Yamamoto would be a sensible target for the Giants, although in a free-agent market that’s fairly deep in arms, San Francisco has alternative options if the team feels the bidding gets out of hand. That’s less true in a thin market for position players, where the Giants also figure to be active. Zaidi has spoken about adding to his outfield in particular, with Cody Bellinger standing as an oft-speculated fit for the Giants.

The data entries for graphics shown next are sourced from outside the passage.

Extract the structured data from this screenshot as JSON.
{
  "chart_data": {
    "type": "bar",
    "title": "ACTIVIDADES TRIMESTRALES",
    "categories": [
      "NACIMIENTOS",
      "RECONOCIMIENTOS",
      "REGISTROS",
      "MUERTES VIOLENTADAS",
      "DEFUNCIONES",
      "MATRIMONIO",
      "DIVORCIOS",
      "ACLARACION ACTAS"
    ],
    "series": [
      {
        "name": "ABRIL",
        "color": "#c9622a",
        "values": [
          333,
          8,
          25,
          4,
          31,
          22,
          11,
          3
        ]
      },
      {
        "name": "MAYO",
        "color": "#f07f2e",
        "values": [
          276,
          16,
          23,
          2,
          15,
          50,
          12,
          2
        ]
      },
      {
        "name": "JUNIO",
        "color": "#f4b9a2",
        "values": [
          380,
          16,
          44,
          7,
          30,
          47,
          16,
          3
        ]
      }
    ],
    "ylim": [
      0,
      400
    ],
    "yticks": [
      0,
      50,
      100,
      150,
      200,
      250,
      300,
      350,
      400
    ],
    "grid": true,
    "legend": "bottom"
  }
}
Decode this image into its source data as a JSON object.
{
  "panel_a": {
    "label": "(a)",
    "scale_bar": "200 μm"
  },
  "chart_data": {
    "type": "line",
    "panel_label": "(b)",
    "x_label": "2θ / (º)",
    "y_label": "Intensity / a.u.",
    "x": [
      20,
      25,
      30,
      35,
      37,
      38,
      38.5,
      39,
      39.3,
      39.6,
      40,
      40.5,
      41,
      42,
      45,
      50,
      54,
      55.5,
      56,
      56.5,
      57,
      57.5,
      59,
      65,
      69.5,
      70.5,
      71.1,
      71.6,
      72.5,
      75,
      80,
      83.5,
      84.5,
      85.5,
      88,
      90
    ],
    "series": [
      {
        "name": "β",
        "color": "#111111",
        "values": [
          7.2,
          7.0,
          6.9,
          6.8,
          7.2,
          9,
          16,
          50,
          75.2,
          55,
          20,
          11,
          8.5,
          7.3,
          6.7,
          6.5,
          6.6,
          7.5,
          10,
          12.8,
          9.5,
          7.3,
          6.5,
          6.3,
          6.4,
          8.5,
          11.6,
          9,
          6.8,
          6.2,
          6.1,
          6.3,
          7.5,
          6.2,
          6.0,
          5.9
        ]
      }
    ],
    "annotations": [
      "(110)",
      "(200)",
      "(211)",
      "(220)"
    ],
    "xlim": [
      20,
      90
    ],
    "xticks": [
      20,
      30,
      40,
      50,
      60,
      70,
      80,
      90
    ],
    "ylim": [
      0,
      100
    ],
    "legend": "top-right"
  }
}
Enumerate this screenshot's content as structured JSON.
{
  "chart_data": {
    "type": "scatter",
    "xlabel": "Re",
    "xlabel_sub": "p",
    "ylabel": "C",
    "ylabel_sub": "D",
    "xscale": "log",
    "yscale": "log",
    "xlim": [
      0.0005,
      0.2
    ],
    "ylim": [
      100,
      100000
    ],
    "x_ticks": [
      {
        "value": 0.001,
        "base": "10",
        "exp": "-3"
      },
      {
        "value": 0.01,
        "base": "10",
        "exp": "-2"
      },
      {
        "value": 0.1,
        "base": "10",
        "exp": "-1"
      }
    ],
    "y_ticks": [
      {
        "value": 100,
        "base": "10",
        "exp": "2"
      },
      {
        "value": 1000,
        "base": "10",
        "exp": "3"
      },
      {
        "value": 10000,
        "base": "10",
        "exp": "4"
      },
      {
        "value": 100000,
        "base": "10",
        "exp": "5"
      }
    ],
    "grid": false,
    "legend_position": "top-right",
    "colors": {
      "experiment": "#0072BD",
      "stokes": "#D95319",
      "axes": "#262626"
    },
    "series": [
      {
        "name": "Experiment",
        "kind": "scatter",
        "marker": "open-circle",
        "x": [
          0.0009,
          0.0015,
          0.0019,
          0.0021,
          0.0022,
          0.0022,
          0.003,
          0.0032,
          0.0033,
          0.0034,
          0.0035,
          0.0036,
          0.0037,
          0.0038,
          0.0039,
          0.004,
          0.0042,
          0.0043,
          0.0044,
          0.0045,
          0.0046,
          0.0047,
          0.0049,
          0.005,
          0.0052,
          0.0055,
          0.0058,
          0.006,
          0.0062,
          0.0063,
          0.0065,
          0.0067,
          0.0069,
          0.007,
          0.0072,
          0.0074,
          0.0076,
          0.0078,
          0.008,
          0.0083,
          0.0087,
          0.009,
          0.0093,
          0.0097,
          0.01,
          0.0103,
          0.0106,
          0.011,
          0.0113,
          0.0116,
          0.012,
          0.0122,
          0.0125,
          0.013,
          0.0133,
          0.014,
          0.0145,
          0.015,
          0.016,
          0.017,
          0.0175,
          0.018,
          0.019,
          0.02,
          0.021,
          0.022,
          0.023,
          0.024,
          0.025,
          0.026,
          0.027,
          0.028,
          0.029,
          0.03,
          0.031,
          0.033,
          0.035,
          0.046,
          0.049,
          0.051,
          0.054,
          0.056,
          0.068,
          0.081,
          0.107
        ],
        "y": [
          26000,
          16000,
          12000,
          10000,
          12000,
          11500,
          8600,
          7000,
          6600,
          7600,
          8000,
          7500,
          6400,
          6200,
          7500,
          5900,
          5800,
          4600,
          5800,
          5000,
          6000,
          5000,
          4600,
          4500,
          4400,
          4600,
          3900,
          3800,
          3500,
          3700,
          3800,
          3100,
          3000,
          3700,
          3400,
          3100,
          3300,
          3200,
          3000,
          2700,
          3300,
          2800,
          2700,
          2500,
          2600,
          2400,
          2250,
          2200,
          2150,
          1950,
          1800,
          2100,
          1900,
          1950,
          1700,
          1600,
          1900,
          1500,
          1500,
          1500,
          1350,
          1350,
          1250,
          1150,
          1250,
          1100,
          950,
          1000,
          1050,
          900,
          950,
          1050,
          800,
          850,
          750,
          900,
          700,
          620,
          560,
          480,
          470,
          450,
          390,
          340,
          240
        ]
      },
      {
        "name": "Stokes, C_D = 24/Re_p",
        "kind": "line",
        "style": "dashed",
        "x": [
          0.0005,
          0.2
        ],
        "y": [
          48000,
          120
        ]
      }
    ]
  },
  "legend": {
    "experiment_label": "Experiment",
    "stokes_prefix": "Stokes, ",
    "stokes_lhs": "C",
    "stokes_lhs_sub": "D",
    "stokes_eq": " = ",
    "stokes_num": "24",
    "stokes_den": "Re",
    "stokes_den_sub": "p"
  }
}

Whoever ultimately signs Yamamoto will owe his former club a posting/release fee equivalent to the sum of 20% of the contract’s first $25MM, 17.5% of the next $25MM and 15% of any dollars thereafter. A $225MM investment in Yamamoto, for instance, would cost the signing club an additional $35.625MM. Future money paid out via incentives or contractual options is also subject to that 15% rate. Yamamoto has won three straight Sawamura Awards in Japan and just posted a career-best 1.21 ERA in 2023. He’s logged a sub-2.00 ERA in four of his past five seasons while punching out better than 27% of his opponents against a tidy 5.7% walk rate.